128 # (establish connection between the optimization problem and Femtet)
129 femopt = FEMOpt(fem=fem, opt=opt)
130
131 # Add design variables to the optimization problem.
132 # (Specify the variables registered in the femprj file.)
133 femopt.add_parameter('antenna_radius', 10, 5, 20)
134 femopt.add_parameter('substrate_w', 50, 40, 60)
135 femopt.add_parameter('port_x', 5, 1, 20)
136
137 # Add the constraint function to the optimization problem.
138 femopt.add_constraint(fun=antenna_is_smaller_than_substrate, name='antenna and substrate clearance', lower_bound=1, args=(opt,))
139 femopt.add_constraint(fun=port_is_inside_antenna, name='antenna and port clearance', lower_bound=1, args=(opt,))
140
141 # Add the objective function to the optimization problem.
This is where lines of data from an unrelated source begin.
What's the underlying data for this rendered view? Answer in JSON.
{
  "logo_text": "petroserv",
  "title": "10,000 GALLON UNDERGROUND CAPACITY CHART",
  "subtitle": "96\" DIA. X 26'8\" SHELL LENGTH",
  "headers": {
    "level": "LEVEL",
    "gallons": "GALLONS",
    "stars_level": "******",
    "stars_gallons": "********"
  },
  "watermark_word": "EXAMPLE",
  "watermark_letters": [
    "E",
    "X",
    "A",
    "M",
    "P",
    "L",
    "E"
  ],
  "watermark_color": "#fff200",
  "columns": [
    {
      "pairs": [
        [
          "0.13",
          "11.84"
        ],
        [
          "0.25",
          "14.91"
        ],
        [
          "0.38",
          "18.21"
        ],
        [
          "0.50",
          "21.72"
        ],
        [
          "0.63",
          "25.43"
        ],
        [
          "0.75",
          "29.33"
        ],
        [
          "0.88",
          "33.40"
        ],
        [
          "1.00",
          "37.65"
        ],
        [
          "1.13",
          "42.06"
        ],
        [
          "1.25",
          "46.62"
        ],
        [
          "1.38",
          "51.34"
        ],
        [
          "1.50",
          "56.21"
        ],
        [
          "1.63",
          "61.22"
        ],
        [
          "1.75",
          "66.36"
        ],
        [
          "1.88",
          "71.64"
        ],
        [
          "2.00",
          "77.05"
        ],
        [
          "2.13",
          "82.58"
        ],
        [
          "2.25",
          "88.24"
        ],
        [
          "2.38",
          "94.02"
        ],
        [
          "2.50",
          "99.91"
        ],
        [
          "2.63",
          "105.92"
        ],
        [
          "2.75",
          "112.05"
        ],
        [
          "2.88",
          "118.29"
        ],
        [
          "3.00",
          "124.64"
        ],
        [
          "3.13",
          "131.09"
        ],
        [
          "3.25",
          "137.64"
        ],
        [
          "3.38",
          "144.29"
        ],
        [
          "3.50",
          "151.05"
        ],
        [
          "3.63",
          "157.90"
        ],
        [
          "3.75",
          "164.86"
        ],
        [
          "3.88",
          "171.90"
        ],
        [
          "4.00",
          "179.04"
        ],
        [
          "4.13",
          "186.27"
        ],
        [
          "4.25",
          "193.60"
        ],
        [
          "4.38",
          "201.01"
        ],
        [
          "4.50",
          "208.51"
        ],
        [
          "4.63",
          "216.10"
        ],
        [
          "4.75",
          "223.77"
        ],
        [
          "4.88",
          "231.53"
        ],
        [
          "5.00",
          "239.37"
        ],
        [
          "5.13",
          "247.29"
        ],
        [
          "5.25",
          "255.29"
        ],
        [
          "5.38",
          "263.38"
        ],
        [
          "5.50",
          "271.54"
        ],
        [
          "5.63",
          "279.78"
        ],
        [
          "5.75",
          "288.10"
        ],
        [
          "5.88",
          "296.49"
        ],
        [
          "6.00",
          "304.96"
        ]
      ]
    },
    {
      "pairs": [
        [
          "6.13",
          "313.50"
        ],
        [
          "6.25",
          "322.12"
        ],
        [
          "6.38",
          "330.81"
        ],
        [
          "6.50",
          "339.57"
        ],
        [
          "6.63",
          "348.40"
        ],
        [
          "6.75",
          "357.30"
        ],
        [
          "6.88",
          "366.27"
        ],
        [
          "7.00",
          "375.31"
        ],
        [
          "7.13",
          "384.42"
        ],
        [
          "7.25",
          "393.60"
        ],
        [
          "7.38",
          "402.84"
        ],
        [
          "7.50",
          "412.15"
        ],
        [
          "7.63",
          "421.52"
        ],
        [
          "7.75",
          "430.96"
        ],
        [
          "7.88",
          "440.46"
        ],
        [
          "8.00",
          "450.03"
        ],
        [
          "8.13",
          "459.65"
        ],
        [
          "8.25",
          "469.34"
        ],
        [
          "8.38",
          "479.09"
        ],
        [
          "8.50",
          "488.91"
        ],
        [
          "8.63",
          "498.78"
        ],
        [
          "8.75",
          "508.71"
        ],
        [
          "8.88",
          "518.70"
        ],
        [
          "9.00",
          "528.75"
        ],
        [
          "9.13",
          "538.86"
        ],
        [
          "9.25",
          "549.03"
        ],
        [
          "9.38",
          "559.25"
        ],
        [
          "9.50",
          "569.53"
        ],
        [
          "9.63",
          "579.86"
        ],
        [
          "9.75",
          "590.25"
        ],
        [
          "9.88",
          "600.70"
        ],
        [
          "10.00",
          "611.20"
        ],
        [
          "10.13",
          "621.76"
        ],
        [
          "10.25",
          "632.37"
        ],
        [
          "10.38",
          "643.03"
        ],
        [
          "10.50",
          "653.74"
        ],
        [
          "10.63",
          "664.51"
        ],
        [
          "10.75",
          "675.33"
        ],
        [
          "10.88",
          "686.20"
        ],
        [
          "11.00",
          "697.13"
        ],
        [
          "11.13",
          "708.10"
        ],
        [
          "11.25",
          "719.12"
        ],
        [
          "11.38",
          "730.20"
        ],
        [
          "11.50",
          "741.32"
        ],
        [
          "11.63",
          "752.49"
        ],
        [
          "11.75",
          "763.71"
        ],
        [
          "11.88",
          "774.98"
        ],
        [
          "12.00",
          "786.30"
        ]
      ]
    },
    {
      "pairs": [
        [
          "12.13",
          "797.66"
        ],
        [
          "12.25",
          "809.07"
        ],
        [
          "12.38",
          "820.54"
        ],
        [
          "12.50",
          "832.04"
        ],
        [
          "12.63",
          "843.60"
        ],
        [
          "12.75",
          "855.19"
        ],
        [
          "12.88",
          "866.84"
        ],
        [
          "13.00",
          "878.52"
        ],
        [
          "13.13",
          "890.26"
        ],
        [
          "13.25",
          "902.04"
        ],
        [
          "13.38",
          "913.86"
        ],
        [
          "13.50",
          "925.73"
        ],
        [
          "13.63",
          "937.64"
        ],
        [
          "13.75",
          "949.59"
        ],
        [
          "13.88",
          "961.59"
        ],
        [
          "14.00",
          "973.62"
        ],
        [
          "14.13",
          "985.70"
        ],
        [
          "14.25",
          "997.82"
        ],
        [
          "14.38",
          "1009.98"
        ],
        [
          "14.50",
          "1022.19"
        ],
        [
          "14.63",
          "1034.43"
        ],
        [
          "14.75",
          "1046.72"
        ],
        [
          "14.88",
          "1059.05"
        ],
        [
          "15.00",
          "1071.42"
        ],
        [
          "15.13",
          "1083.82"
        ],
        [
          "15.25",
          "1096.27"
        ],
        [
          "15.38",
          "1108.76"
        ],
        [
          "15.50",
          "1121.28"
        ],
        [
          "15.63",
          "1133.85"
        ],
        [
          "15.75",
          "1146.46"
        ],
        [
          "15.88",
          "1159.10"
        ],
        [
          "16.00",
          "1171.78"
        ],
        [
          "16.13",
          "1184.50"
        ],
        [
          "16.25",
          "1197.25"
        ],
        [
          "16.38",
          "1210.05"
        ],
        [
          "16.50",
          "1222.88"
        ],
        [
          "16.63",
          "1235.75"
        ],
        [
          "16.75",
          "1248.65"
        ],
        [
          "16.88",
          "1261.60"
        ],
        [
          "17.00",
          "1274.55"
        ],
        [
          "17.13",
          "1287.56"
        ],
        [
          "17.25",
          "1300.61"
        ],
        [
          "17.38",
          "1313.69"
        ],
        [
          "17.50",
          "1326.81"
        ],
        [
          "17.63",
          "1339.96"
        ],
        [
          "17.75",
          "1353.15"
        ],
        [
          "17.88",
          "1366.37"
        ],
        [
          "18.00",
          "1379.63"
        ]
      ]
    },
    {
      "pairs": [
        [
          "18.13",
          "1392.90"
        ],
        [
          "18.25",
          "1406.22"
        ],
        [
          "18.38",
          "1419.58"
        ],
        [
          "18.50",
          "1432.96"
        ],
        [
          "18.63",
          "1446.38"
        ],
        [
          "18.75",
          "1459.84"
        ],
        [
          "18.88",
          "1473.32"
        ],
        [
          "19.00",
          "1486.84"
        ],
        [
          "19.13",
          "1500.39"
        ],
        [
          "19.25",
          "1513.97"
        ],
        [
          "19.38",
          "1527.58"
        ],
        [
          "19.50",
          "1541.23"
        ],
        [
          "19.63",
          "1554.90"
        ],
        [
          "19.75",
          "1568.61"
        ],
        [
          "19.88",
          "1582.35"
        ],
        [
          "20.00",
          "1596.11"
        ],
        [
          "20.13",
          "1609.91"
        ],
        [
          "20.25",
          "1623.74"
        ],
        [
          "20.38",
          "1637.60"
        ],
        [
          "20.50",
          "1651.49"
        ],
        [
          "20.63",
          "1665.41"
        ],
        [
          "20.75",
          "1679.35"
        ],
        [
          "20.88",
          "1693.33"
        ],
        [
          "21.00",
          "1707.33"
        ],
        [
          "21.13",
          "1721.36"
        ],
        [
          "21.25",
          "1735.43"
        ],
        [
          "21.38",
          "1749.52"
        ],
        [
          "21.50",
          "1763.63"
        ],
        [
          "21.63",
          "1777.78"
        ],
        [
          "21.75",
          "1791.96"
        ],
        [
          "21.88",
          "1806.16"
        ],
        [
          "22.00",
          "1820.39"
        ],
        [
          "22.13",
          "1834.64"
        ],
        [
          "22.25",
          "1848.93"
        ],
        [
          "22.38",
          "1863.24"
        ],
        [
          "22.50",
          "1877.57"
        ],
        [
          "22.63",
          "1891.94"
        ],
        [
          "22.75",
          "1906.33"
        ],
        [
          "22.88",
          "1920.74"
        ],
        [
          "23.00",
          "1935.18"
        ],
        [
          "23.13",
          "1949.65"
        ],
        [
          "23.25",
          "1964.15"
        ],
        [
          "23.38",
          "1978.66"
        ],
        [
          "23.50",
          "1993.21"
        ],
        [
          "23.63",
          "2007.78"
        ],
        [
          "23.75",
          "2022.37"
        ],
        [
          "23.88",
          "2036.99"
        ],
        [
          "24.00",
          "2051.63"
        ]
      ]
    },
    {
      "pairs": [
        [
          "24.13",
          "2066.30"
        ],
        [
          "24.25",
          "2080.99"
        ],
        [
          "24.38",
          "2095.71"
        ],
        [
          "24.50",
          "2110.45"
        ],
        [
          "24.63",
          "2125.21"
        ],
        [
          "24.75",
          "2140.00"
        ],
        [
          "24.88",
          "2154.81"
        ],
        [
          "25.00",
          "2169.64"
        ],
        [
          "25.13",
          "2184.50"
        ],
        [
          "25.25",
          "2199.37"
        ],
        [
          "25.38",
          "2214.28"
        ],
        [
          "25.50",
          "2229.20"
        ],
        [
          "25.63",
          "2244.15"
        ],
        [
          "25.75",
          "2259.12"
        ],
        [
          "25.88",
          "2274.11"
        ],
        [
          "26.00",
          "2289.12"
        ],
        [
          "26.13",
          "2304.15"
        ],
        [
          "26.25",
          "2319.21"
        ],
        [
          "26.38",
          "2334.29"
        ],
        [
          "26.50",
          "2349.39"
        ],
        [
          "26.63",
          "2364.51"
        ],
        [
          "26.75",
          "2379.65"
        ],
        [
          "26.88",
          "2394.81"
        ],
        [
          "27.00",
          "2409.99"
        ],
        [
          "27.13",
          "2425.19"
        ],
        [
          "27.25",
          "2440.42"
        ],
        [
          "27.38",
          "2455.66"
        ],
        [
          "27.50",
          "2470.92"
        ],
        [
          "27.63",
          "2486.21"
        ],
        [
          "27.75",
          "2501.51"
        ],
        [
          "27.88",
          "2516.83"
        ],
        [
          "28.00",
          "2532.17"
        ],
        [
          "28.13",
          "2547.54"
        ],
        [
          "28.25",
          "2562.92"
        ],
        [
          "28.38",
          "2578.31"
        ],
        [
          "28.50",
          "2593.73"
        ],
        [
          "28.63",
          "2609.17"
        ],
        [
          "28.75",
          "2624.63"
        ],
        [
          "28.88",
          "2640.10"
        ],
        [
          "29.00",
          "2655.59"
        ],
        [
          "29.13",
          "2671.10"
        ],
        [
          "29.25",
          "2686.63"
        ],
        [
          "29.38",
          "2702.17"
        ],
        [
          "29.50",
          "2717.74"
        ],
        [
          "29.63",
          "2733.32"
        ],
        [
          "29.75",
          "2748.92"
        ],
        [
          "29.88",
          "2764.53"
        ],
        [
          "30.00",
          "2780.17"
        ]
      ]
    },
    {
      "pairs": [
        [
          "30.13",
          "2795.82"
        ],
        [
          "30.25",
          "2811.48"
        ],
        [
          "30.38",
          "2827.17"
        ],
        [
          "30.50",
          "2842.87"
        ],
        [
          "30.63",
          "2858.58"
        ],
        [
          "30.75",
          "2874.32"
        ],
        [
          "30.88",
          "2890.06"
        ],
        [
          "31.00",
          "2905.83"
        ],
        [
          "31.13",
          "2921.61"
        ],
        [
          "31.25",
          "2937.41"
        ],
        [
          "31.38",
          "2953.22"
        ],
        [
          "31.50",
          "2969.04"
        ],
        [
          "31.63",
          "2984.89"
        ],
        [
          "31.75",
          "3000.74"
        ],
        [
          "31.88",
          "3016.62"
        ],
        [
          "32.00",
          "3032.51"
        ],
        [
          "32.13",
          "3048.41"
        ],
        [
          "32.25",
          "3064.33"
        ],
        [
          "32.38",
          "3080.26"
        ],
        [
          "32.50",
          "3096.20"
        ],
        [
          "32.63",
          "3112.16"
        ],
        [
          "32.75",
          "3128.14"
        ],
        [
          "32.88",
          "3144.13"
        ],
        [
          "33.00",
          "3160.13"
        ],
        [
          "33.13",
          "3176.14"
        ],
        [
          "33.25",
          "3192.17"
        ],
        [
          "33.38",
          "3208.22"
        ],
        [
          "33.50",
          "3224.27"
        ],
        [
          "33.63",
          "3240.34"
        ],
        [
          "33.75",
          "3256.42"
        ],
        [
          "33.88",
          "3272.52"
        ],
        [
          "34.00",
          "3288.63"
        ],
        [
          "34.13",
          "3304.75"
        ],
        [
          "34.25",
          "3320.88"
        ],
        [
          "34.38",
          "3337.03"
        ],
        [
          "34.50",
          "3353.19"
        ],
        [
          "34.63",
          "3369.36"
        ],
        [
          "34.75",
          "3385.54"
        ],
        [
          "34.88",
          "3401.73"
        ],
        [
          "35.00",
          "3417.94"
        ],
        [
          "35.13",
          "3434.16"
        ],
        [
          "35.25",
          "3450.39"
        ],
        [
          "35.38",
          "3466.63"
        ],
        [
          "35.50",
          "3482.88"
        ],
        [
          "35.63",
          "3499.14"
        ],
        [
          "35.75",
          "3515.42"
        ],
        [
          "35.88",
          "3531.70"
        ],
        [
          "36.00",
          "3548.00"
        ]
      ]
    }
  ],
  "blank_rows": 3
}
142 # The target frequency is 3.3 GHz.
143 femopt.add_objective(fun=s.get_resonance_frequency, name='first resonant frequency(Hz)', direction=3.3 * 1e9)
144
145 femopt.set_random_seed(42)
146 femopt.optimize(n_trials=10)
Execution Result of the Sample Code
Execution result of her_ex40_parametric.py. The horizontal axis is the number of iterations, and the vertical axis is the resonant frequency.
After 10 iterations, the the best frequency was calculated to be 3.29 GHz.
Note
Results may vary slightly depending on the versions of Femtet, PyFemtet, and the optimization engine it depends on.